Derivative of function to power function form
Derivative of Function to Power Function Form
When dealing with derivatives in calculus, one often encounters functions raised to a power. Understanding how to differentiate these functions is crucial for solving a wide range of problems. In this guide, we will explore the differentiation of functions in the form of $f(x)^{g(x)}$, where both $f(x)$ and $g(x)$ are differentiable functions of $x$.
Basic Power Rule
Before diving into the more complex cases, let's recall the basic power rule for differentiation. If $f(x) = x^n$ where $n$ is a constant, then the derivative of $f(x)$ with respect to $x$ is given by:
$$ f'(x) = \frac{d}{dx}x^n = nx^{n-1} $$
Derivative of a Function Raised to a Power
When a function $u(x)$ is raised to the power of a constant $n$, the power rule can be extended as follows:
$$ \frac{d}{dx}u(x)^n = nu(x)^{n-1} \cdot u'(x) $$
This is a direct application of the chain rule, which states that the derivative of a composite function is the derivative of the outer function evaluated at the inner function, multiplied by the derivative of the inner function.
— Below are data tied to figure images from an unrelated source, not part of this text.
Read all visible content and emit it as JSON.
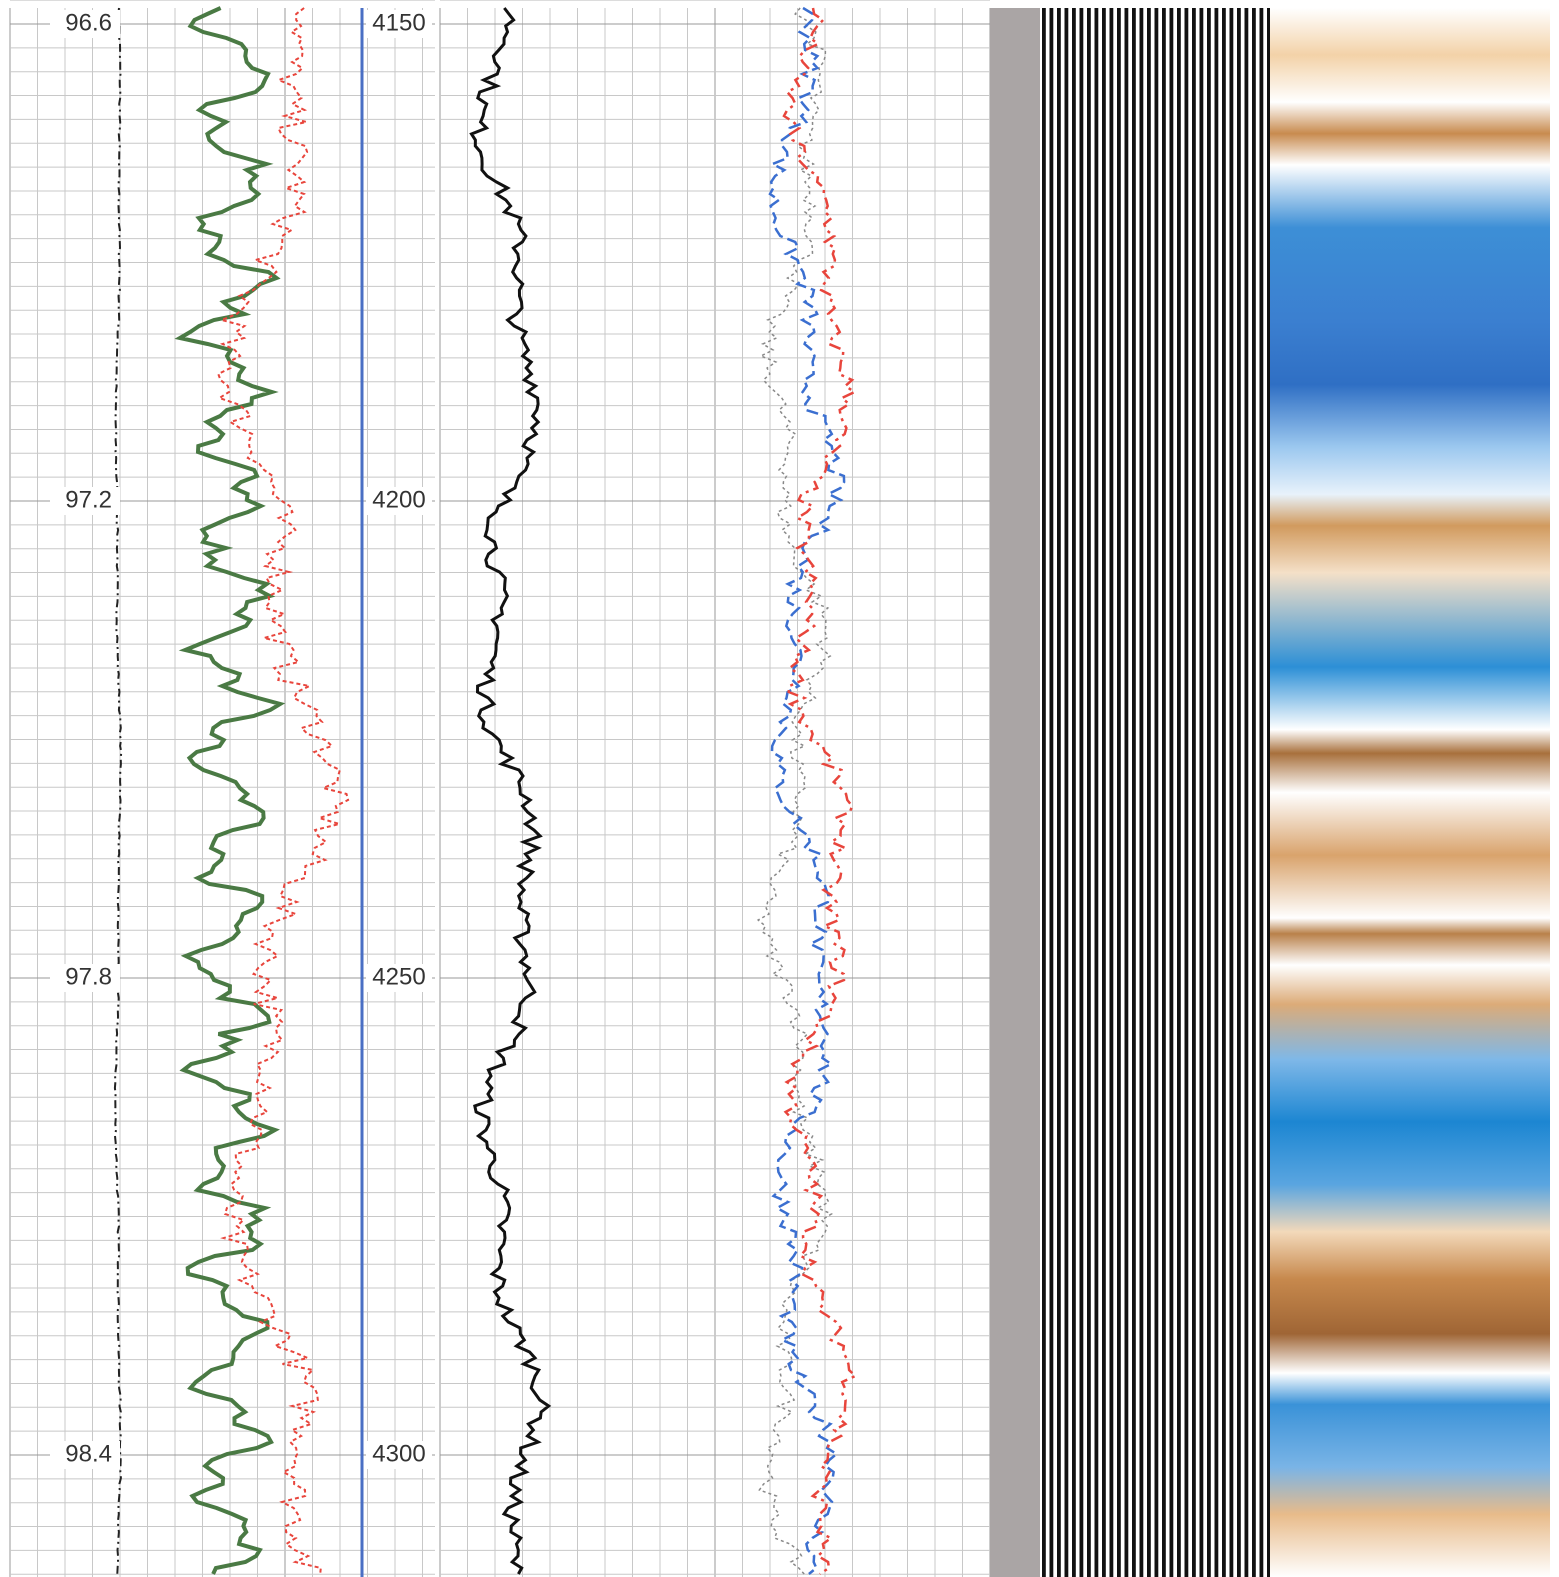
{
  "left_scale": {
    "labels": [
      96.6,
      97.2,
      97.8,
      98.4
    ]
  },
  "depth_scale": {
    "labels": [
      4150,
      4200,
      4250,
      4300
    ]
  }
}
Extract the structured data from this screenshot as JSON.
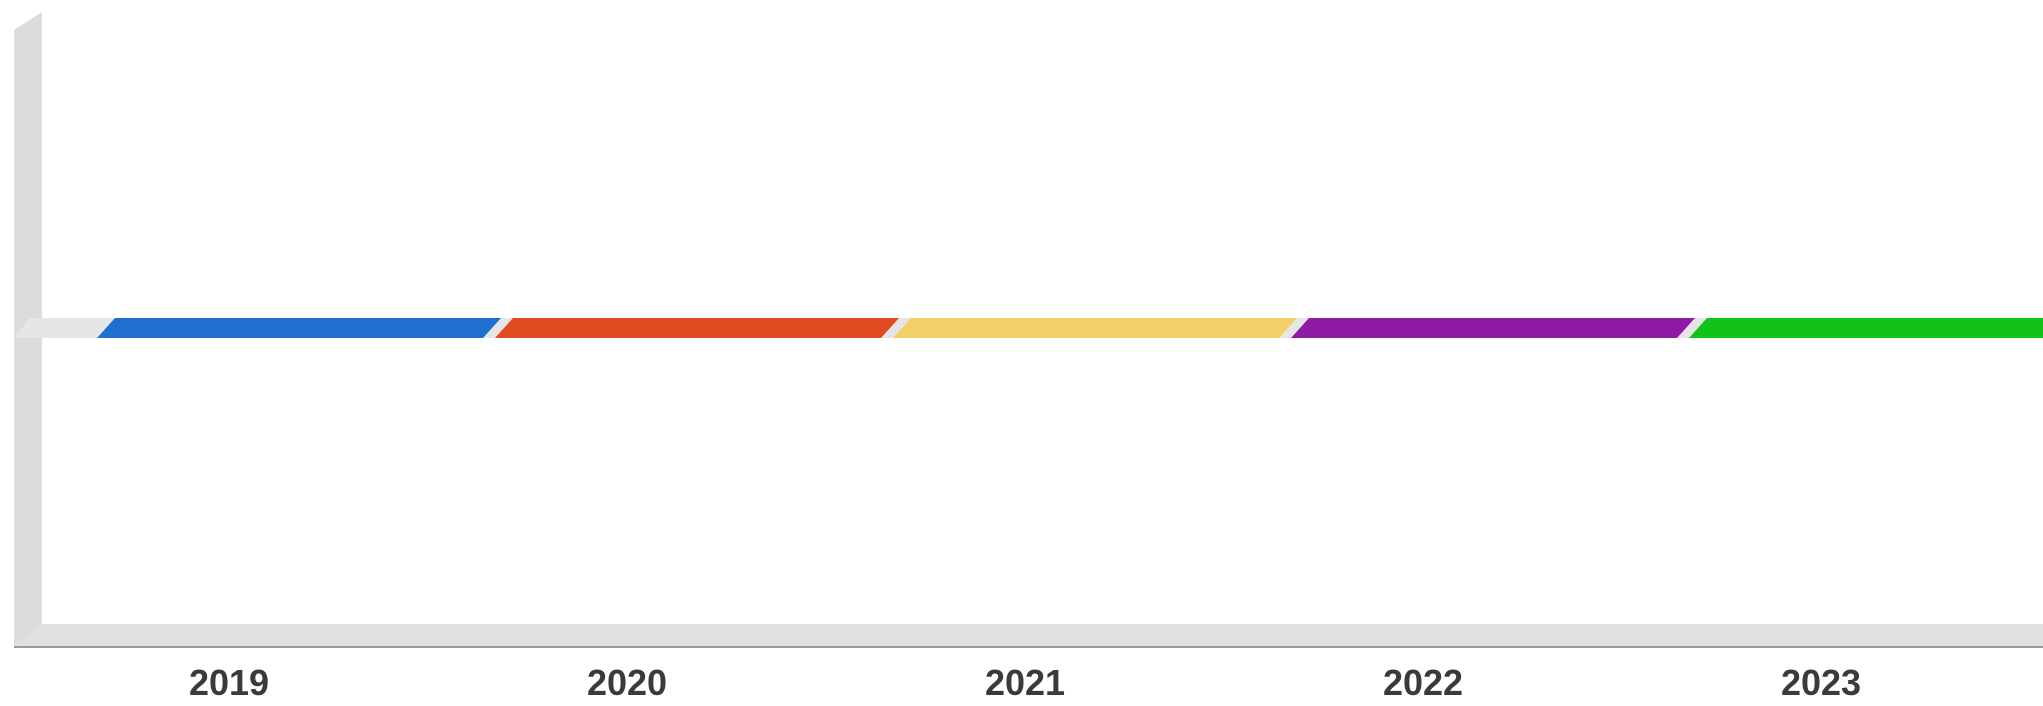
{
  "chart_data": {
    "type": "bar",
    "style": "3d-flat",
    "categories": [
      "2019",
      "2020",
      "2021",
      "2022",
      "2023"
    ],
    "values": [
      0,
      0,
      0,
      0,
      0
    ],
    "title": "",
    "xlabel": "",
    "ylabel": "",
    "grid": false,
    "legend": "none",
    "colors": [
      "#1f6fd1",
      "#e04a1e",
      "#f3cf6a",
      "#8e1aa6",
      "#12c21a"
    ],
    "frame_colors": {
      "wall": "#d6d6d6",
      "floor": "#dcdcdc",
      "baseline_plane": "#e6e6e6",
      "axis_line": "#8a8a8a",
      "tick_text": "#3a3a3a"
    }
  }
}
Derivative of a Power Function Form $f(x)^{g(x)}$
When we have a function raised to another function, $f(x)^{g(x)}$, the differentiation becomes more complex. To differentiate this form, we use logarithmic differentiation. Here are the steps:
Take the natural logarithm of both sides: $$ \ln y = \ln \left[f(x)^{g(x)}\right] $$
Simplify using logarithm properties: $$ \ln y = g(x) \cdot \ln f(x) $$
Differentiate both sides with respect to $x$, applying the product rule to the right-hand side: $$ \frac{1}{y} \cdot \frac{dy}{dx} = g'(x) \cdot \ln f(x) + g(x) \cdot \frac{1}{f(x)} \cdot f'(x) $$
Solve for $\frac{dy}{dx}$: $$ \frac{dy}{dx} = y \cdot \left[g'(x) \cdot \ln f(x) + g(x) \cdot \frac{f'(x)}{f(x)}\right] $$
Substitute back $y = f(x)^{g(x)}$ to get the derivative in terms of $x$: $$ \frac{d}{dx}f(x)^{g(x)} = f(x)^{g(x)} \cdot \left[g'(x) \cdot \ln f(x) + g(x) \cdot \frac{f'(x)}{f(x)}\right] $$
Table of Differences and Important Points
| Property | Basic Power Rule $x^n$ | Function to a Constant Power $u(x)^n$ | Function to a Function Power $f(x)^{g(x)}$ |
|---|---|---|---|
| Rule | $nx^{n-1}$ | $nu(x)^{n-1} \cdot u'(x)$ | $f(x)^{g(x)} \cdot \left[g'(x) \cdot \ln f(x) + g(x) \cdot \frac{f'(x)}{f(x)}\right]$ |
| Requires Chain Rule | No | Yes | Yes |
| Requires Logarithmic Differentiation | No | No | Yes |
| Example | $\frac{d}{dx}x^3 = 3x^2$ | $\frac{d}{dx}(2x+1)^3 = 3(2x+1)^2 \cdot 2$ | $\frac{d}{dx}(x^2)^{\sin x} = (x^2)^{\sin x} \cdot \left[\cos x \cdot \ln x^2 + \sin x \cdot \frac{2x}{x^2}\right]$ |
Examples
Example 1: Function to a Constant Power
Differentiate $h(x) = (3x^2 + 2x + 1)^5$.
Using the extended power rule:
$$ h'(x) = 5(3x^2 + 2x + 1)^4 \cdot (6x + 2) $$
Example 2: Function to a Function Power
Differentiate $k(x) = (x + 1)^{x}$.
Using logarithmic differentiation:
- $\ln k = x \ln(x + 1)$
- $\frac{1}{k} \cdot k' = \ln(x + 1) + \frac{x}{x + 1}$
- $k' = k \left[\ln(x + 1) + \frac{x}{x + 1}\right]$
- $k' = (x + 1)^{x} \left[\ln(x + 1) + \frac{x}{x + 1}\right]$
By understanding these rules and methods, students can tackle a wide variety of differentiation problems involving power functions on their exams.